This story appears in the June 2022 issue of Forbes Asia. Subscribe to Forbes Asia
This story is part of Forbes’ coverage of Malaysia’s Richest 2022. See the full list here.
Russia’s war in Ukraine, global supply chain issues and China’s slowing economic growth are putting a strain on Malaysia’s globally linked economy, where international trade accounts for nearly 120% of GDP. The central bank unexpectedly lifted its benchmark interest rate in mid-May to tamp down inflation amid rising food and fuel costs.
The global headwinds, however, have a silver lining—skyward oil and commodity prices are buoying the nation’s export receipts and government revenues. With an improved balance sheet in hand, the government is expected to continue infrastructure spending, which will help fuel the economy. GDP is projected to expand 6.1% in 2022, 5% in 2023 and 4.5% in 2024, a robust achievement in an era of slower global growth.
Higher government revenue should also give Kuala Lumpur more room for fiscal maneuvering. Although the budget deficit as a percentage of GDP is expected to come in around 6% this year, it’s forecast to drop to 4.2% by 2024. Covid-19 restrictions have eased with a policy shift toward living with the virus, leading to a rise in private consumption.
Wealth disparity remains an ongoing issue, and the government is well aware of inflation’s impact on households.
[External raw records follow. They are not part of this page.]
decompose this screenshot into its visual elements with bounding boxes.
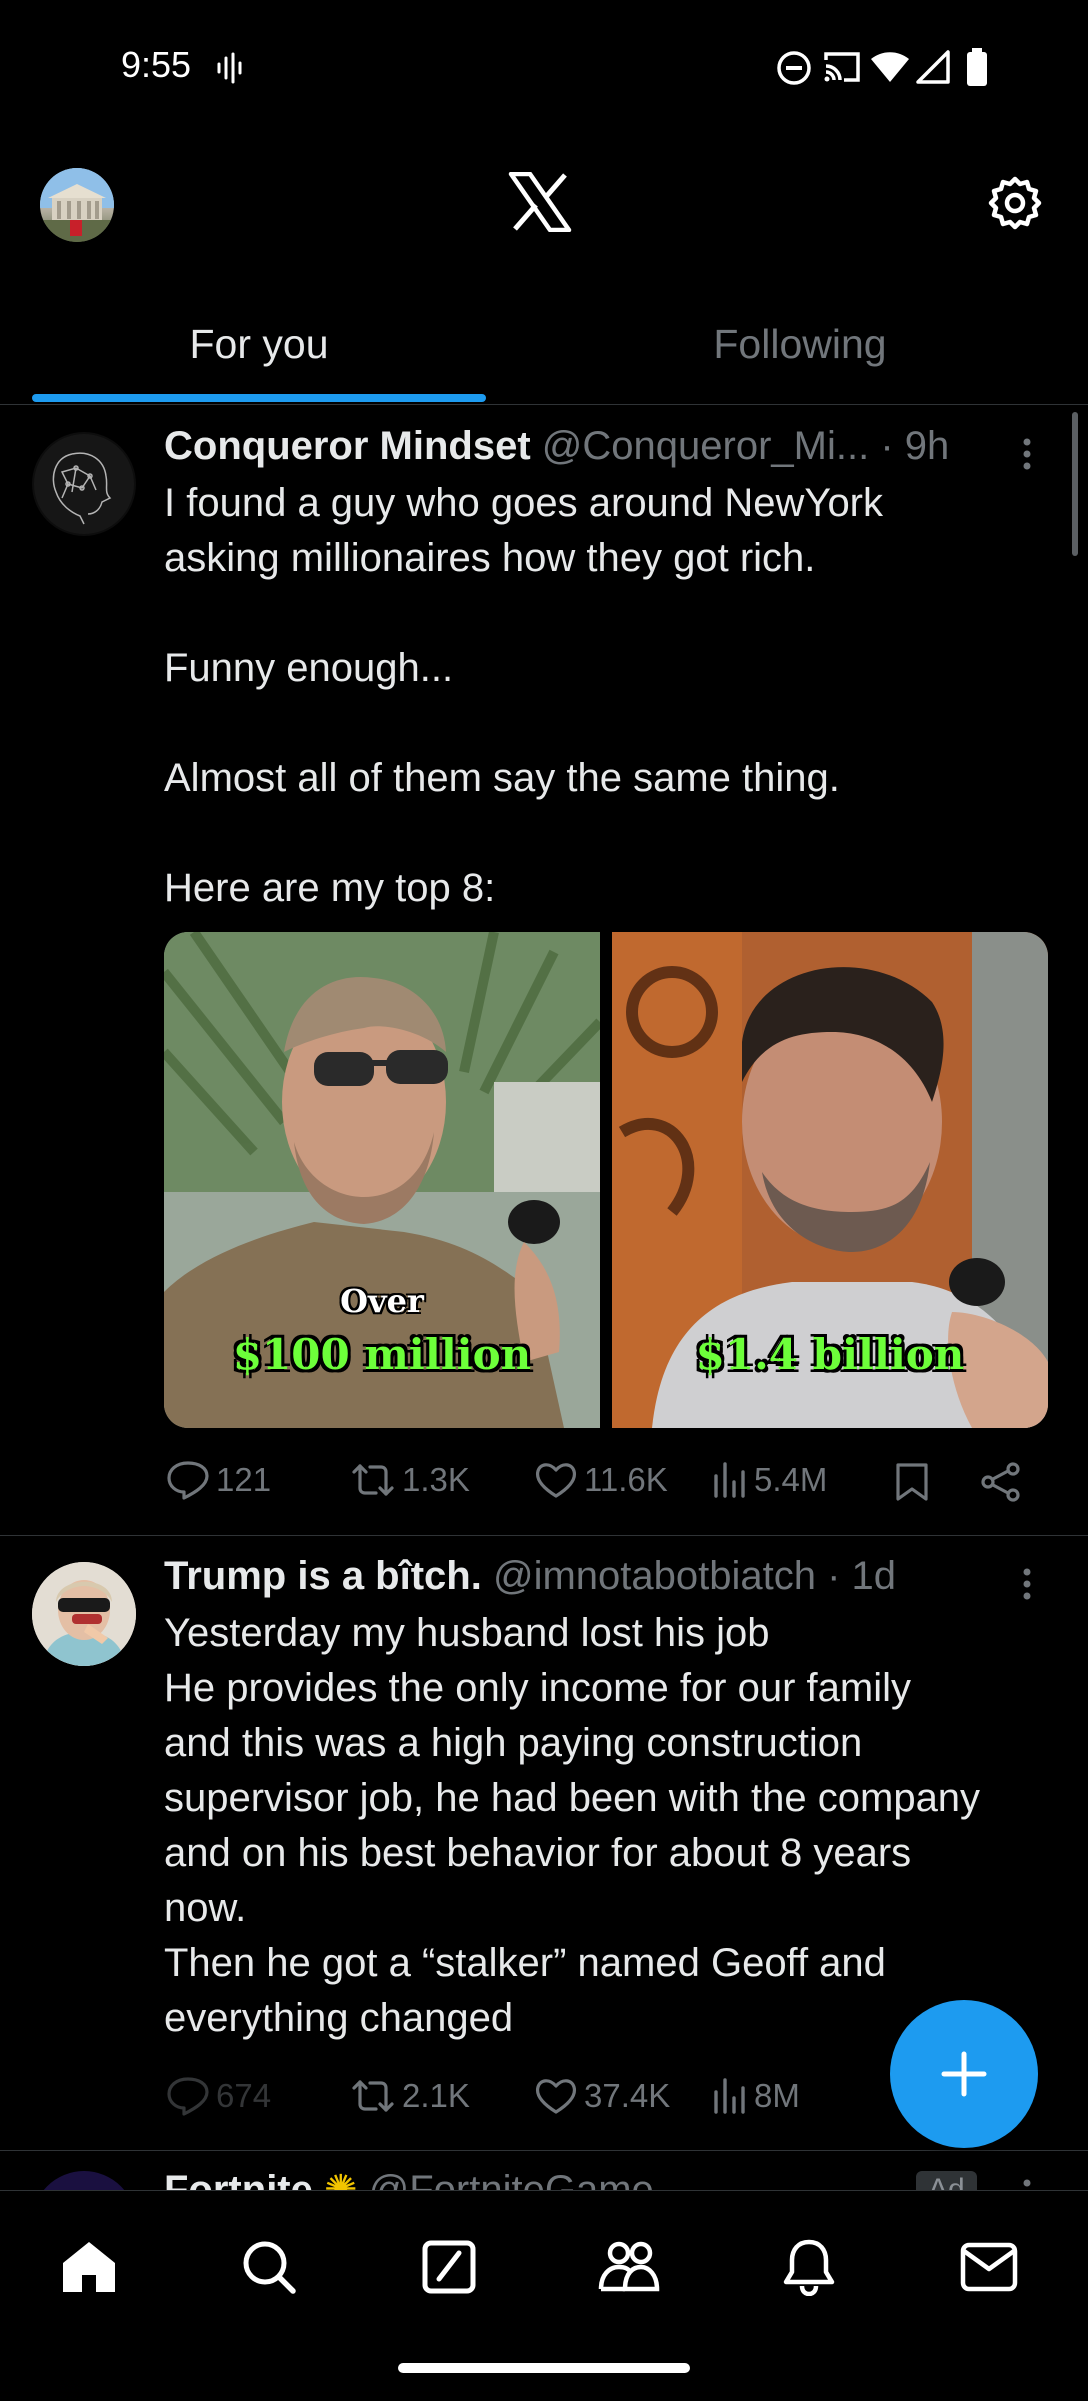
like-count: 11.6K — [584, 1461, 668, 1498]
scrollbar[interactable] — [1072, 412, 1078, 556]
view-count: 5.4M — [754, 1461, 828, 1498]
post-text[interactable]: I found a guy who goes around NewYork as… — [164, 476, 1044, 916]
author-handle[interactable]: @imnotabotbiatch — [493, 1554, 816, 1598]
views-icon — [714, 2078, 745, 2114]
battery-icon — [966, 48, 988, 86]
sound-wave-icon — [216, 52, 244, 84]
views-icon — [714, 1462, 745, 1498]
reply-button[interactable]: 121 — [166, 1460, 271, 1500]
repost-count: 2.1K — [402, 2077, 470, 2114]
cast-icon — [822, 50, 862, 84]
active-tab-indicator — [32, 394, 486, 402]
reply-icon — [167, 1461, 209, 1500]
reply-count: 121 — [216, 1461, 272, 1498]
timeline-tabs: For you Following — [0, 300, 1088, 405]
post-avatar[interactable] — [32, 432, 136, 536]
post-header: Conqueror Mindset @Conqueror_Mi... · 9h — [164, 424, 949, 469]
share-icon[interactable] — [980, 1462, 1022, 1502]
reply-count: 674 — [216, 2077, 272, 2114]
status-time: 9:55 — [121, 44, 192, 85]
post-preview-clipped[interactable]: Fortnite ✺ @FortniteGame Ad — [0, 2151, 1088, 2190]
communities-icon[interactable] — [589, 2227, 669, 2307]
like-button[interactable]: 37.4K — [534, 2076, 670, 2116]
author-name[interactable]: Trump is a bîtch. — [164, 1554, 482, 1598]
repost-button[interactable]: 2.1K — [350, 2076, 470, 2116]
ad-badge: Ad — [916, 2171, 977, 2190]
reply-button[interactable]: 674 — [166, 2076, 271, 2116]
verified-gold-icon: ✺ — [324, 2168, 358, 2190]
post-time: · 9h — [880, 424, 950, 468]
post-avatar[interactable] — [32, 1562, 136, 1666]
author-handle[interactable]: @FortniteGame — [369, 2168, 654, 2190]
repost-button[interactable]: 1.3K — [350, 1460, 470, 1500]
tab-for-you[interactable]: For you — [32, 300, 486, 404]
views-button[interactable]: 5.4M — [712, 1460, 827, 1500]
home-icon[interactable] — [49, 2227, 129, 2307]
gear-icon[interactable] — [986, 174, 1044, 232]
wifi-icon — [870, 50, 910, 84]
views-button[interactable]: 8M — [712, 2076, 800, 2116]
post-header: Fortnite ✺ @FortniteGame — [164, 2167, 654, 2190]
signal-icon — [916, 50, 950, 84]
dnd-icon — [776, 50, 812, 86]
status-bar: 9:55 — [0, 0, 1088, 130]
like-count: 37.4K — [584, 2077, 671, 2114]
search-icon[interactable] — [229, 2227, 309, 2307]
image-caption-top: Over — [340, 1282, 424, 1320]
author-name[interactable]: Conqueror Mindset — [164, 424, 531, 468]
like-button[interactable]: 11.6K — [534, 1460, 668, 1500]
post-image-1[interactable]: Over $100 million — [164, 932, 600, 1428]
post-avatar[interactable] — [32, 2171, 136, 2190]
heart-icon — [535, 2079, 577, 2114]
view-count: 8M — [754, 2077, 800, 2114]
author-handle[interactable]: @Conqueror_Mi... — [542, 424, 869, 468]
image-caption-amount: $1.4 billion — [695, 1330, 965, 1379]
repost-icon — [352, 2080, 394, 2112]
messages-icon[interactable] — [949, 2227, 1029, 2307]
tab-following[interactable]: Following — [580, 300, 1020, 404]
author-name[interactable]: Fortnite — [164, 2168, 313, 2190]
post-divider — [0, 1535, 1088, 1536]
gesture-home-bar[interactable] — [398, 2363, 690, 2373]
post-header: Trump is a bîtch. @imnotabotbiatch · 1d — [164, 1554, 896, 1599]
grok-icon[interactable] — [409, 2227, 489, 2307]
post-text[interactable]: Yesterday my husband lost his job He pro… — [164, 1606, 1064, 2046]
post-time: · 1d — [827, 1554, 897, 1598]
x-logo[interactable] — [508, 172, 572, 232]
plus-icon — [941, 2051, 987, 2097]
compose-post-button[interactable] — [890, 2000, 1038, 2148]
image-caption-amount: $100 million — [232, 1330, 532, 1379]
post-image-2[interactable]: $1.4 billion — [612, 932, 1048, 1428]
more-options-icon[interactable] — [1012, 436, 1042, 472]
heart-icon — [535, 1463, 577, 1498]
notifications-icon[interactable] — [769, 2227, 849, 2307]
repost-count: 1.3K — [402, 1461, 470, 1498]
more-options-icon[interactable] — [1012, 2177, 1042, 2190]
more-options-icon[interactable] — [1012, 1566, 1042, 1602]
profile-avatar[interactable] — [40, 168, 114, 242]
reply-icon — [167, 2077, 209, 2116]
repost-icon — [352, 1464, 394, 1496]
bookmark-icon[interactable] — [894, 1462, 930, 1502]
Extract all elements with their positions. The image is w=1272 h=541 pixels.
In a special meeting in January, the National Action Council on Cost of Living addressed the rising costs of essential goods by lowering the maximum retail price of chicken. Three months later the government introduced measures to control food prices and prevent profiteering during Ramadan and Hari Raya festival celebrations, and from June 1 banned chicken exports to increase domestic supply.